Intentional or not, things get meta quick in “Jurassic World.”

Early scenes hint at a franchise on the brink of an existential crisis. Dinosaur theme park manager Claire (played by Bryce Dallas Howard) guides prospective investors through the park’s research corridors, where lab coats have been pipetting with a reckless disregard for the natural order of things. She explains that every few years, the general public needs its attention snapped back to the park, so the suits in charge have started experimenting with genetic modification to craft a beast cobbled from assumed expectations as to what it takes to be entertained.

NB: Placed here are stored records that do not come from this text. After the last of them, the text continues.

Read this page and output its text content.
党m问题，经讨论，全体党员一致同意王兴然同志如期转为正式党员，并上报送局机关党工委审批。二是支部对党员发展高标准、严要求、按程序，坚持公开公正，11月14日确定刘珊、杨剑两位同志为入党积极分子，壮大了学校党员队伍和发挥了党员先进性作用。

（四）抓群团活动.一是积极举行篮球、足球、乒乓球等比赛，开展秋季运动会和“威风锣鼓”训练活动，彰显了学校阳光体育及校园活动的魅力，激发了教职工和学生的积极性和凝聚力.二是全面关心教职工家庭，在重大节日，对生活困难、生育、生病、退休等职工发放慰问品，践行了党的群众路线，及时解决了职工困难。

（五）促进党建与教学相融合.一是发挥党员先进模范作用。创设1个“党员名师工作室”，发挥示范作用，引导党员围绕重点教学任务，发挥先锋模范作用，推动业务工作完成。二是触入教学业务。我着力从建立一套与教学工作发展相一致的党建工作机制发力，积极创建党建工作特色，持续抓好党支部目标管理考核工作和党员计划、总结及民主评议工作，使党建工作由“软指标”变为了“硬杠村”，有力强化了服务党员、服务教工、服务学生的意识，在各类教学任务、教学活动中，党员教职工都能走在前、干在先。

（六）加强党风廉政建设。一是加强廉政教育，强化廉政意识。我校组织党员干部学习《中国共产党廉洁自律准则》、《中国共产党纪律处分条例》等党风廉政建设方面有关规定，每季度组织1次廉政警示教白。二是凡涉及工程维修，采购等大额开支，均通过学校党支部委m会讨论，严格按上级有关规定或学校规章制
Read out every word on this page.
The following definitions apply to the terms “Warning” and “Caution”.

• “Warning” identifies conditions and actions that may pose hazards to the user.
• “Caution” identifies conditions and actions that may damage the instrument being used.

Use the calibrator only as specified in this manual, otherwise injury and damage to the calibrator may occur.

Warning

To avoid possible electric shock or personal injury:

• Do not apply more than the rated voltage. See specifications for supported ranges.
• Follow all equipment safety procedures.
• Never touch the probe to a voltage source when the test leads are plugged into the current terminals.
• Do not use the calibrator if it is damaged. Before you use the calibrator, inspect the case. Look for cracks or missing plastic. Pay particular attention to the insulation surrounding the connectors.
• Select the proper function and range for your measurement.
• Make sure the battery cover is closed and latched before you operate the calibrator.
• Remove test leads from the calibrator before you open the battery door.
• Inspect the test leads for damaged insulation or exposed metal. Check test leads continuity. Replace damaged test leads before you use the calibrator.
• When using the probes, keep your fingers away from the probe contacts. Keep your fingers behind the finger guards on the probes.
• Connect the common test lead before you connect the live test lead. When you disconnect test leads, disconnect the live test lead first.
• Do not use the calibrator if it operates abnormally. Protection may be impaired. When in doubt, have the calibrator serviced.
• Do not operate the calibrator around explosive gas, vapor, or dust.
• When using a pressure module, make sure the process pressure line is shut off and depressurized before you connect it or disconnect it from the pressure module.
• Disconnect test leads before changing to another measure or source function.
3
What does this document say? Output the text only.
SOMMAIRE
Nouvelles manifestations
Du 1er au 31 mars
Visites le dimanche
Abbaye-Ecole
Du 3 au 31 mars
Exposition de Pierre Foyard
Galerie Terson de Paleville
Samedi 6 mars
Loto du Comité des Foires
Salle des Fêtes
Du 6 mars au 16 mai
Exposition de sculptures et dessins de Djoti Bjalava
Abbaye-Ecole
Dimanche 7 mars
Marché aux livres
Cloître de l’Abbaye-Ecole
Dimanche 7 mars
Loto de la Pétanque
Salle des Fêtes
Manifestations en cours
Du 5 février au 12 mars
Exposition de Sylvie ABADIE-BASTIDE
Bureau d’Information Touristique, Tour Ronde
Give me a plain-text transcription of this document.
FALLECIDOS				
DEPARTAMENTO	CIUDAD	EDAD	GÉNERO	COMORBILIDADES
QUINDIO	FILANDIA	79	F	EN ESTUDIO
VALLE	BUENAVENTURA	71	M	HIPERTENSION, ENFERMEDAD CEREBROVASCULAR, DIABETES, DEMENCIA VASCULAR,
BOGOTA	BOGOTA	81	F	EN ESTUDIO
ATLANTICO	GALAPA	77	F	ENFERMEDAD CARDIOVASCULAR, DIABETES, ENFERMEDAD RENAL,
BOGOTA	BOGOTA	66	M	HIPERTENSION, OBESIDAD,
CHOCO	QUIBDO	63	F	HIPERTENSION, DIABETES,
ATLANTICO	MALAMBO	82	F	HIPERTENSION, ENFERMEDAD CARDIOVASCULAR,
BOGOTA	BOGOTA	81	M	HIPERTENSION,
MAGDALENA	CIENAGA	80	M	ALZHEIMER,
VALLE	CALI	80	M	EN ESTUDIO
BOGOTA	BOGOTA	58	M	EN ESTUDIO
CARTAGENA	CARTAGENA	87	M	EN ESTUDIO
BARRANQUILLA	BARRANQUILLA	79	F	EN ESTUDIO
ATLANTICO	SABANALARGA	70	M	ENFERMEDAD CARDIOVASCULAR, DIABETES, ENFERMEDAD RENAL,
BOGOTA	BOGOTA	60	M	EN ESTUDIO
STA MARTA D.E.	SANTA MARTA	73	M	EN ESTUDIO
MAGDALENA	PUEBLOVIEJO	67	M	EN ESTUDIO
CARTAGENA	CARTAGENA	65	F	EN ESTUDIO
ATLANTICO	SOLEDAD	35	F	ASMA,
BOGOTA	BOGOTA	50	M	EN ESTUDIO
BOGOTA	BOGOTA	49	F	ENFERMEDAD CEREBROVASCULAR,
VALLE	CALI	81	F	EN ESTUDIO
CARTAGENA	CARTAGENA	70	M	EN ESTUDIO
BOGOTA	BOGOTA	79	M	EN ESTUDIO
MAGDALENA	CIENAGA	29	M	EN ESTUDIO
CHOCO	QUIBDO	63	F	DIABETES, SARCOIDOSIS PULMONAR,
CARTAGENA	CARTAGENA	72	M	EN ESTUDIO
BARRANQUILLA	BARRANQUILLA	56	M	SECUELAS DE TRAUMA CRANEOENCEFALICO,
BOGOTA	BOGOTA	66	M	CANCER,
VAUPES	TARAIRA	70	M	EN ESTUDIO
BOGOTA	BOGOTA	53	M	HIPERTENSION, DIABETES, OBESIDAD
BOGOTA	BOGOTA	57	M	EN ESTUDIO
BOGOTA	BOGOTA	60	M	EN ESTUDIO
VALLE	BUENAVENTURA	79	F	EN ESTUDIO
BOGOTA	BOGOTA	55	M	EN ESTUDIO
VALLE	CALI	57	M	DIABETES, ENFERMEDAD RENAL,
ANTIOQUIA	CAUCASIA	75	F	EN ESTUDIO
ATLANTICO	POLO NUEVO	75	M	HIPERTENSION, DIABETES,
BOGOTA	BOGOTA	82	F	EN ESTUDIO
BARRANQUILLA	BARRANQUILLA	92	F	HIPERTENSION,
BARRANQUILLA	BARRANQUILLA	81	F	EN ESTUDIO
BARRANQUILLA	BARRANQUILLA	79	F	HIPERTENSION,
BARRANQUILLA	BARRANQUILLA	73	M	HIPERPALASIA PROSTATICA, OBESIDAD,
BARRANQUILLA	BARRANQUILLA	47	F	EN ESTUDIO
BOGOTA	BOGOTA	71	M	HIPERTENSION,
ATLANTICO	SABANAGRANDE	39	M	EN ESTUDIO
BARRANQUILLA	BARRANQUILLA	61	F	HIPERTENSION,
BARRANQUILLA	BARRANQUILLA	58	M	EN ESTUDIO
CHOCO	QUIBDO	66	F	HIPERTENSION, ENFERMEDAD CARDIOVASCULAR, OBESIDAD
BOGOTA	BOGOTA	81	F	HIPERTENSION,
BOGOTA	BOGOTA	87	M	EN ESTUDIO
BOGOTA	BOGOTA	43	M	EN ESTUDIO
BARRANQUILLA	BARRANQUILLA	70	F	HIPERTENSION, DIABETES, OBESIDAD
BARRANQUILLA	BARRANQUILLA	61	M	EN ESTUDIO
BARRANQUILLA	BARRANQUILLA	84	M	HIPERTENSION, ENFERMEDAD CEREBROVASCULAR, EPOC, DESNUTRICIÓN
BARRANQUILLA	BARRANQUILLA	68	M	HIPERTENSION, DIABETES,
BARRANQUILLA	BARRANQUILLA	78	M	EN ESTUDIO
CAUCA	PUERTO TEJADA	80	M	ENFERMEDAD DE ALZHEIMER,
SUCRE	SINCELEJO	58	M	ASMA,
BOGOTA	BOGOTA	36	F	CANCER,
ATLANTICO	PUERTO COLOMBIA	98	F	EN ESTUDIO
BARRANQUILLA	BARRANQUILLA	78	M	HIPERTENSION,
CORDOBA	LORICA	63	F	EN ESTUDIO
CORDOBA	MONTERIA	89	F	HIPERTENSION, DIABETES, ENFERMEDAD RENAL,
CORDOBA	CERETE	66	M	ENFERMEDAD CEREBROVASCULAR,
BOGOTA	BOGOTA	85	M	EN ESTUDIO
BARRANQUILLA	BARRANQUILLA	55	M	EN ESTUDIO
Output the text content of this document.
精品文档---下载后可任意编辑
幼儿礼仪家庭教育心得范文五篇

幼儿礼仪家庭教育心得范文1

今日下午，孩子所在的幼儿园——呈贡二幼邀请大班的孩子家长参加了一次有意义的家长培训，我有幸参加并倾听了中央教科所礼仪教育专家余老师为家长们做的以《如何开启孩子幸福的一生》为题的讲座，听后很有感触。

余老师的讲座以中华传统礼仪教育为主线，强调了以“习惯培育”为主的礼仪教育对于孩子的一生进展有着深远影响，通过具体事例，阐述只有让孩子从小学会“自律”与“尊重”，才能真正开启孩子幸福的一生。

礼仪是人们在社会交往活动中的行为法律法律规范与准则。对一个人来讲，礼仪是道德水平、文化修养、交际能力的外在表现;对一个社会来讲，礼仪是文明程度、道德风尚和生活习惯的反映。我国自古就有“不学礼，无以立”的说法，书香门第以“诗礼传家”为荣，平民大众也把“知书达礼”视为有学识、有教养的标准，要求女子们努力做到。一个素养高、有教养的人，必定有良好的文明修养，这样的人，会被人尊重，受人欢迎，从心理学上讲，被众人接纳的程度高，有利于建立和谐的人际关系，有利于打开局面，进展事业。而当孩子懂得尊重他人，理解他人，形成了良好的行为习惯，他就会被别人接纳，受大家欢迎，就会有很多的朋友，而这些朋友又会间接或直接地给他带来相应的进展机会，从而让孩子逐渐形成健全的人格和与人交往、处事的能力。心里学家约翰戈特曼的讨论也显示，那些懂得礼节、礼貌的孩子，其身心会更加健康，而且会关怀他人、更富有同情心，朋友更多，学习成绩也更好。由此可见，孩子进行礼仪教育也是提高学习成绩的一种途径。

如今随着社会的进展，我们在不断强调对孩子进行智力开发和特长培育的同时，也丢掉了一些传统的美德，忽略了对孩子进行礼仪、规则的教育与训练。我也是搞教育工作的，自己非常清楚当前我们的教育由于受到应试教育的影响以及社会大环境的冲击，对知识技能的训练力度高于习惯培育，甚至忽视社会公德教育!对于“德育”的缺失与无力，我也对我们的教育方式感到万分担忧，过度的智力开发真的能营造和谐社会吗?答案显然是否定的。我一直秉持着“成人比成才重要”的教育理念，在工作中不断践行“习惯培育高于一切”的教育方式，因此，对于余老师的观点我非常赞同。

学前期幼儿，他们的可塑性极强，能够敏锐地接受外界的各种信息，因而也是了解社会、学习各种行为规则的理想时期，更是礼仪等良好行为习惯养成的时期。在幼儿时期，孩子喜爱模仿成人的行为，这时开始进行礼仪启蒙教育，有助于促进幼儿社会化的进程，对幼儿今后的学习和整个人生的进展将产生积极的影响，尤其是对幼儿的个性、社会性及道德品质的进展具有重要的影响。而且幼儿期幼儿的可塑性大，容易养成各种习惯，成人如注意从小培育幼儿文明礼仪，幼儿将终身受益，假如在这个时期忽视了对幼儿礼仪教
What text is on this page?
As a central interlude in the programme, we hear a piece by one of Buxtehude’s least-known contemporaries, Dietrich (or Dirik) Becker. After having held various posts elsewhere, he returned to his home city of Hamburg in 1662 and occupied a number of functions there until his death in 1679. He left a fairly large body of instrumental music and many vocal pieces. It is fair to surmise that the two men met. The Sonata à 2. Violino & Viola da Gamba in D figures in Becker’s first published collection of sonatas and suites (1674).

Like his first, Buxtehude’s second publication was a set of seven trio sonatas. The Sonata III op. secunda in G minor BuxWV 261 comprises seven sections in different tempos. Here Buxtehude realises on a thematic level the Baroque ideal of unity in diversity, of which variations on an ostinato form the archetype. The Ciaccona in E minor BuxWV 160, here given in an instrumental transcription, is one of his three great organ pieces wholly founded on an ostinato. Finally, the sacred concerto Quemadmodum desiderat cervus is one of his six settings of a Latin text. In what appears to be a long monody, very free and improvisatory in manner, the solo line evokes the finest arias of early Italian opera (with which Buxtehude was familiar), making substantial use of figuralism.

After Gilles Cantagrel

I half expected everyone on screen to turn and blow a large collective kiss through the fourth wall.

“Jurassic World” is big, and it is dumb, and it is calculated to be that way. It doesn’t feel so much like a new installment in the established series as it does an animatronic built from the corpse of past accomplishments, recycled into a lumbering machine of box-office bank. It follows a strict formula of field-tested characters and occurrences to deliver exactly on expectations of what a summer blockbuster should be.

To the credit of director Colin Trevorrow and executive producer Steven Spielberg, who first birthed the movie’s pedigree back in 1993, the formula was spot-on; “Jurassic World” took a giant dino-shit on opening weekend records, drawing in more than $500 million worldwide.

The movie also seems to confuse the concepts of foreshadowing and predictability. Fighting for screen time with dinosaurs are leads Chris Pratt (playing hunky raptor trainer Owen Grady) and Howard, relegating most side characters short windows of time to filter into view. These are usually just long enough to croak out a few lines of exposition that give the audience a general idea of where to place them on the sliding scale of “how long will it take for this person to get eaten.” It’s not particularly hard to pitch a perfect game here.

There are also two child leads to round out the familial bonding side of the equation, the nephews of Howard’s character Claire. They also serve as a weird way to seemingly guilt-trip her character into reconsidering her choice to not have kids, a really weird message to loop into a movie primarily about dinosaurs running amok.

It’s probably best to abandon terms like “unrealistic” upon purchasing a ticket to most summer blockbusters, but I can’t see how two teenage boys given backstage access to the most unique attraction on earth would take time to pout about not getting to hang out with their workaholic aunt.

“Jurassic World” does all it can to twist the nostalgia teat until it’s purple and raw, then winds up one last slap for good measure. It’s a popcorn movie to the bone, and many will find it delivers a comfortably predictable spectacle that gives them exactly what they want on a summer evening, and even has the courtesy to exit your mind completely within 45 minutes of leaving the theater.